As our Schleiermacher Reading Group at WTS is currently reading through Barth’s Church Dogmatics section on Scripture, I have found myself having tremendous sympathies with his views on Scripture. Now, this is pretty scary and uncharted territory for me since I have it ingrained in me to consider Barth a hermeneutical and Christological heretic even though he opposed the theological liberals of his time (who I was also taught to consider heretical).

But I think that just as many of my fears about critical scholarship were unfounded so were my fears about Barth. For instance, he states:

The demand that the Bible should be read and understood and expounded historically is, therefore, obviously justified and can never be taken too seriously. The Bible itself posits this demand: even where it appeals expressly to divine commissionings and promptings, in its actual compostion it is eerywhere a human word, and this human word is obviously intended to be taken seriously and read and understood and expounded as such. To do anything else would be to miss the reality of the Bible and therefore the Bible itself as the witness of revelation. The demand for a “historical” understnading of the Bible necessarily means, in content, that we have to take it for what it undoubtedly is and is meant to be: the human speech uttered by specific men at speciic times in a specific situation, in a specific language and with a specific intention. It emans that the understanding of it has honestly and unreservedly been on which is guided by all these considerations…To the extent that it [the concrete humanity of Scripture] is ignored, it has not been read at all.

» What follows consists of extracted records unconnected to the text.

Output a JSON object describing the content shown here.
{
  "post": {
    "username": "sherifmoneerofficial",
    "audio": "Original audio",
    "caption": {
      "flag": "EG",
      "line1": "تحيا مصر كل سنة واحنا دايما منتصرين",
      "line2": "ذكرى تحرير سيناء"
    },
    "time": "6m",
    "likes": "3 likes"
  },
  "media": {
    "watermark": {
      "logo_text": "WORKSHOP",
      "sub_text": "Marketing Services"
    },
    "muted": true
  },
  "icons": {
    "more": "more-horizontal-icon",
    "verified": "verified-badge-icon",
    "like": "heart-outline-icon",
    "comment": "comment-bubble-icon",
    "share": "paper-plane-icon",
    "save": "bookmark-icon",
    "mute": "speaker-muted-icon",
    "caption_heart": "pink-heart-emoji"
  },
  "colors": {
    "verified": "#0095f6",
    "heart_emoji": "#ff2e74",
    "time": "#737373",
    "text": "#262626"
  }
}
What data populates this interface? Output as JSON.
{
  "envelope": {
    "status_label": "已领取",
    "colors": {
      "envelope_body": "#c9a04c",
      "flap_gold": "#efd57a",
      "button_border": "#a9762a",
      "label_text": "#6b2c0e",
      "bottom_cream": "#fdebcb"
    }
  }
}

What I love about this quotation is that it gets at the heart of what makes the Bible so uncomfortable for both theological conservatives and theological liberals: its historical situatedness. For theological liberals history is unimportant because it cannot be trusted to be accurate, so we tear off the husk of situatedness and grasp the kernel of moral truth behind the history.
For theological conservatives history is too concrete and not “transcendent” or “ontological” enough, so we tear off the husk of situatedness and grasp the kernel of “what the divine author really meant.” We often read the text as though we want to always be getting behind the history rather than seeing the revelation itself as historical. I am not sure as to the implications of this but I do know that it gels much better with what we actually find in Scripture, that it was written by specific individuals, for specific individuals, for specific circumstances. We should probably then be spending our time figuring out how this fact affects our hermeneutic rather than expending all of our energy brushing this fact under the proverbial rug.

One response to “Barthian Ruminations

  1. These are good words, Jared. You distilled our discussion from today down very well. I’m looking forward to seeing where our reading and discussion will lead.